(11am, Monday 18 February 2013, The Vestibule, Sydney Town Hall)
Thank you, Claudia [Chan Shaw, MC]. Good morning, everyone. Welcome to Town Hall - and for our guests from Shenzhen, once again a warm welcome to Sydney.
I would like firstly to acknowledge the Gadigal people of the Eora nation, the traditional custodians of our land, and to pay my respects to their Elders. I also acknowledge the people of 200 nations who call our city home.
I would also like to welcome Mr Duan Jielong, Consul-General of the People's Republic of China in Sydney, and Madame Wu Yihuan, Vice-Mayor of Shenzhen People's Government.
I hope you all enjoyed last night's Chinese New Year parade. Our Sydney residents and visitors certainly did! And its growing popularity has come to symbolise this city's growing links with China.
From a small local fair which started 17 years ago, attracting a mainly Chinese audience, it has grown into a major event for the whole Sydney community. It is now the largest Lunar New Year celebration outside Asia, thanks to the energy and flair of our Sydney Chinese community, and in more recent years, thanks also to the generous support of the Chinese government and its representatives in Australia.
Through associated forums such as this, it has also helped us gain a better understanding of China's cities and regions and has given us the opportunity to present Sydney to China.
As the world's centre of gravity shifts eastwards, the bridges we can build in the Asia-Pacific can play an important part not only in strengthening our economies but in promoting stability and regional co-operation.
China is now Australia's largest trading partner and those strong economic ties are evident in Sydney.
Since 1999, major banks such as the Industrial and Commercial Bank of China, Bank of China, China Construction Bank, the Bank of Communications and the Agricultural Bank of China have opened offices in Sydney, recognising our City as an important regional hub for financial and business services.
Since 2004, Huawei, the Chinese multinational which is one of the two largest telcos in the world, has sited its Australian headquarters in Sydney.
China's trade with the Sydney metropolitan area has grown to about $10 billion. It would astonish those first Chinese merchants and traders and fortune seekers who came to what was then a small colony in the 19th century.
Our ties with China are of long standing and our similarities with Shenzhen are striking.
We are both port cities, and global gateways for our respective countries.
We are both committed to promoting environmental sustainability while continuing to foster economic growth.
And we are both making the transition from a manufacturing base to service industries, particularly financial services.
Business services, in fact, form Sydney's largest employment sector, followed by financial and insurance services, while Shenzhen is home to one of China's three stock exchanges.
Our two cities already have strong economic ties, with the Shenzhen Economic and Trade Representative Office based in Sydney.

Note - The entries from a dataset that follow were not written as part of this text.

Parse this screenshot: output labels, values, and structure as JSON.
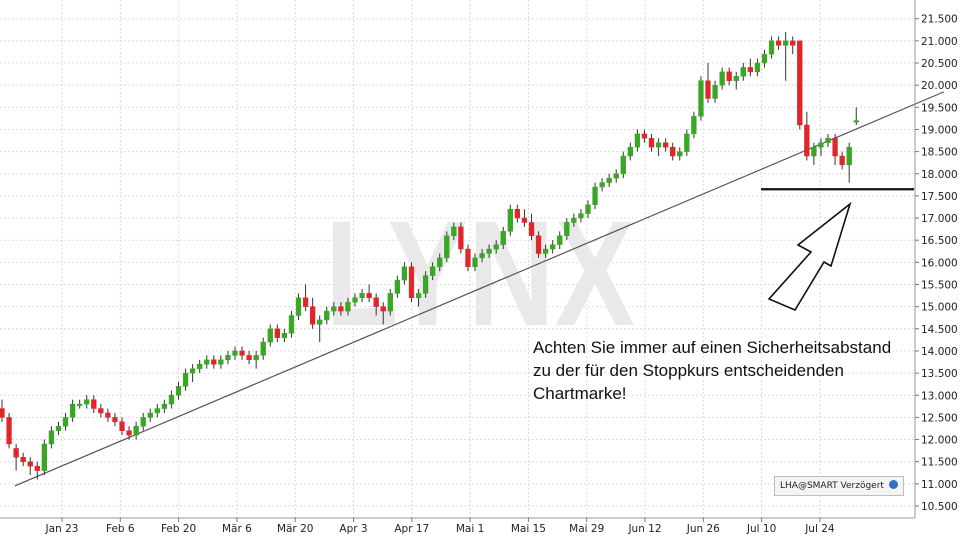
{
  "chart_data": {
    "type": "candlestick",
    "watermark": "LYNX",
    "ylim": [
      10.3,
      21.75
    ],
    "y_ticks": [
      "10.500",
      "11.000",
      "11.500",
      "12.000",
      "12.500",
      "13.000",
      "13.500",
      "14.000",
      "14.500",
      "15.000",
      "15.500",
      "16.000",
      "16.500",
      "17.000",
      "17.500",
      "18.000",
      "18.500",
      "19.000",
      "19.500",
      "20.000",
      "20.500",
      "21.000",
      "21.500"
    ],
    "x_labels": [
      "Jan 23",
      "Feb 6",
      "Feb 20",
      "Mär 6",
      "Mär 20",
      "Apr 3",
      "Apr 17",
      "Mai 1",
      "Mai 15",
      "Mai 29",
      "Jun 12",
      "Jun 26",
      "Jul 10",
      "Jul 24"
    ],
    "grid": true,
    "series": [
      {
        "ohlc": [
          [
            12.7,
            12.9,
            12.4,
            12.5
          ],
          [
            12.5,
            12.6,
            11.8,
            11.9
          ],
          [
            11.8,
            11.9,
            11.3,
            11.6
          ],
          [
            11.6,
            11.7,
            11.4,
            11.5
          ],
          [
            11.5,
            11.6,
            11.2,
            11.4
          ],
          [
            11.4,
            11.5,
            11.1,
            11.3
          ],
          [
            11.3,
            12.0,
            11.2,
            11.9
          ],
          [
            11.9,
            12.3,
            11.8,
            12.2
          ],
          [
            12.2,
            12.4,
            12.1,
            12.3
          ],
          [
            12.3,
            12.6,
            12.2,
            12.5
          ],
          [
            12.5,
            12.9,
            12.4,
            12.8
          ],
          [
            12.8,
            12.9,
            12.7,
            12.8
          ],
          [
            12.8,
            13.0,
            12.7,
            12.9
          ],
          [
            12.9,
            13.0,
            12.6,
            12.7
          ],
          [
            12.7,
            12.8,
            12.5,
            12.6
          ],
          [
            12.6,
            12.7,
            12.4,
            12.5
          ],
          [
            12.5,
            12.6,
            12.3,
            12.4
          ],
          [
            12.4,
            12.5,
            12.1,
            12.2
          ],
          [
            12.2,
            12.3,
            12.0,
            12.1
          ],
          [
            12.1,
            12.4,
            12.0,
            12.3
          ],
          [
            12.3,
            12.6,
            12.2,
            12.5
          ],
          [
            12.5,
            12.7,
            12.4,
            12.6
          ],
          [
            12.6,
            12.8,
            12.5,
            12.7
          ],
          [
            12.7,
            12.9,
            12.6,
            12.8
          ],
          [
            12.8,
            13.1,
            12.7,
            13.0
          ],
          [
            13.0,
            13.3,
            12.9,
            13.2
          ],
          [
            13.2,
            13.6,
            13.1,
            13.5
          ],
          [
            13.5,
            13.7,
            13.3,
            13.6
          ],
          [
            13.6,
            13.8,
            13.5,
            13.7
          ],
          [
            13.7,
            13.9,
            13.6,
            13.8
          ],
          [
            13.8,
            13.9,
            13.6,
            13.7
          ],
          [
            13.7,
            13.9,
            13.6,
            13.8
          ],
          [
            13.8,
            14.0,
            13.7,
            13.9
          ],
          [
            13.9,
            14.1,
            13.8,
            14.0
          ],
          [
            14.0,
            14.1,
            13.8,
            13.9
          ],
          [
            13.9,
            14.0,
            13.7,
            13.8
          ],
          [
            13.8,
            14.0,
            13.6,
            13.9
          ],
          [
            13.9,
            14.3,
            13.8,
            14.2
          ],
          [
            14.2,
            14.6,
            14.1,
            14.5
          ],
          [
            14.5,
            14.6,
            14.2,
            14.3
          ],
          [
            14.3,
            14.5,
            14.2,
            14.4
          ],
          [
            14.4,
            14.9,
            14.3,
            14.8
          ],
          [
            14.8,
            15.3,
            14.7,
            15.2
          ],
          [
            15.2,
            15.5,
            14.9,
            15.0
          ],
          [
            15.0,
            15.2,
            14.5,
            14.6
          ],
          [
            14.6,
            14.8,
            14.2,
            14.7
          ],
          [
            14.7,
            15.0,
            14.6,
            14.9
          ],
          [
            14.9,
            15.1,
            14.8,
            15.0
          ],
          [
            15.0,
            15.1,
            14.8,
            14.9
          ],
          [
            14.9,
            15.2,
            14.8,
            15.1
          ],
          [
            15.1,
            15.3,
            15.0,
            15.2
          ],
          [
            15.2,
            15.4,
            15.1,
            15.3
          ],
          [
            15.3,
            15.5,
            15.1,
            15.2
          ],
          [
            15.2,
            15.3,
            14.8,
            15.0
          ],
          [
            15.0,
            15.1,
            14.6,
            14.9
          ],
          [
            14.9,
            15.4,
            14.8,
            15.3
          ],
          [
            15.3,
            15.7,
            15.2,
            15.6
          ],
          [
            15.6,
            16.0,
            15.5,
            15.9
          ],
          [
            15.9,
            16.0,
            15.1,
            15.2
          ],
          [
            15.2,
            15.4,
            15.0,
            15.3
          ],
          [
            15.3,
            15.8,
            15.2,
            15.7
          ],
          [
            15.7,
            16.0,
            15.6,
            15.9
          ],
          [
            15.9,
            16.2,
            15.8,
            16.1
          ],
          [
            16.1,
            16.7,
            16.0,
            16.6
          ],
          [
            16.6,
            16.9,
            16.5,
            16.8
          ],
          [
            16.8,
            16.9,
            16.2,
            16.3
          ],
          [
            16.3,
            16.4,
            15.8,
            15.9
          ],
          [
            15.9,
            16.2,
            15.8,
            16.1
          ],
          [
            16.1,
            16.3,
            16.0,
            16.2
          ],
          [
            16.2,
            16.4,
            16.1,
            16.3
          ],
          [
            16.3,
            16.5,
            16.2,
            16.4
          ],
          [
            16.4,
            16.8,
            16.3,
            16.7
          ],
          [
            16.7,
            17.3,
            16.6,
            17.2
          ],
          [
            17.2,
            17.3,
            16.9,
            17.0
          ],
          [
            17.0,
            17.2,
            16.8,
            16.9
          ],
          [
            16.9,
            17.1,
            16.5,
            16.6
          ],
          [
            16.6,
            16.7,
            16.1,
            16.2
          ],
          [
            16.2,
            16.4,
            16.1,
            16.3
          ],
          [
            16.3,
            16.5,
            16.2,
            16.4
          ],
          [
            16.4,
            16.7,
            16.3,
            16.6
          ],
          [
            16.6,
            17.0,
            16.5,
            16.9
          ],
          [
            16.9,
            17.1,
            16.8,
            17.0
          ],
          [
            17.0,
            17.2,
            16.9,
            17.1
          ],
          [
            17.1,
            17.4,
            17.0,
            17.3
          ],
          [
            17.3,
            17.8,
            17.2,
            17.7
          ],
          [
            17.7,
            17.9,
            17.6,
            17.8
          ],
          [
            17.8,
            18.0,
            17.7,
            17.9
          ],
          [
            17.9,
            18.1,
            17.8,
            18.0
          ],
          [
            18.0,
            18.5,
            17.9,
            18.4
          ],
          [
            18.4,
            18.7,
            18.3,
            18.6
          ],
          [
            18.6,
            19.0,
            18.5,
            18.9
          ],
          [
            18.9,
            19.0,
            18.7,
            18.8
          ],
          [
            18.8,
            18.9,
            18.5,
            18.6
          ],
          [
            18.6,
            18.8,
            18.4,
            18.7
          ],
          [
            18.7,
            18.8,
            18.5,
            18.6
          ],
          [
            18.6,
            18.7,
            18.3,
            18.4
          ],
          [
            18.4,
            18.6,
            18.3,
            18.5
          ],
          [
            18.5,
            19.0,
            18.4,
            18.9
          ],
          [
            18.9,
            19.4,
            18.8,
            19.3
          ],
          [
            19.3,
            20.2,
            19.2,
            20.1
          ],
          [
            20.1,
            20.5,
            19.6,
            19.7
          ],
          [
            19.7,
            20.1,
            19.6,
            20.0
          ],
          [
            20.0,
            20.4,
            19.9,
            20.3
          ],
          [
            20.3,
            20.4,
            20.0,
            20.1
          ],
          [
            20.1,
            20.3,
            19.9,
            20.2
          ],
          [
            20.2,
            20.5,
            20.1,
            20.4
          ],
          [
            20.4,
            20.6,
            20.2,
            20.3
          ],
          [
            20.3,
            20.6,
            20.2,
            20.5
          ],
          [
            20.5,
            20.8,
            20.4,
            20.7
          ],
          [
            20.7,
            21.1,
            20.6,
            21.0
          ],
          [
            21.0,
            21.1,
            20.8,
            20.9
          ],
          [
            20.9,
            21.2,
            20.1,
            21.0
          ],
          [
            21.0,
            21.1,
            20.7,
            20.9
          ],
          [
            21.0,
            21.0,
            19.0,
            19.1
          ],
          [
            19.1,
            19.4,
            18.3,
            18.4
          ],
          [
            18.4,
            18.7,
            18.2,
            18.6
          ],
          [
            18.6,
            18.8,
            18.4,
            18.7
          ],
          [
            18.7,
            18.9,
            18.6,
            18.8
          ],
          [
            18.8,
            18.9,
            18.2,
            18.4
          ],
          [
            18.4,
            18.5,
            18.1,
            18.2
          ],
          [
            18.2,
            18.7,
            17.8,
            18.6
          ],
          [
            19.2,
            19.5,
            19.1,
            19.2
          ]
        ]
      }
    ],
    "trendline": {
      "from": [
        "Jan 23",
        11.0
      ],
      "to": [
        "Jul 24",
        19.6
      ]
    },
    "support_level": 17.65,
    "annotation": [
      "Achten Sie immer auf einen Sicherheitsabstand",
      "zu der für den Stoppkurs entscheidenden",
      "Chartmarke!"
    ],
    "badge": "LHA@SMART Verzögert",
    "colors": {
      "up": "#3aa626",
      "down": "#e0262b",
      "grid": "#dcdcdc",
      "watermark": "#e9e9e9",
      "line": "#555555"
    }
  }
}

And with Sydney as the regional headquarters for more than 600 multinational companies, it is no surprise that more Shenzhen companies are also looking to establish themselves here.
Hand-in-hand with that commercial expansion comes an increasing number of visitors from China.
Tourism figures have been building over a number of years and this year the City will release our action plans for tourism, retail, and international education - all vital sections of our City economy.
The NSW Government has also been active, with reports and strategies released last year looking at the Visitor Economy, International Education, and a strategy looking at tourism from China.
So our guest list includes representatives of these sectors, as well as from those businesses which are looking to build closer trade and investment ties with China - and with Shenzhen in particular.
Once again, welcome to you all and I hope you will find the next few hours fruitful and productive.
Thank you again for coming here today.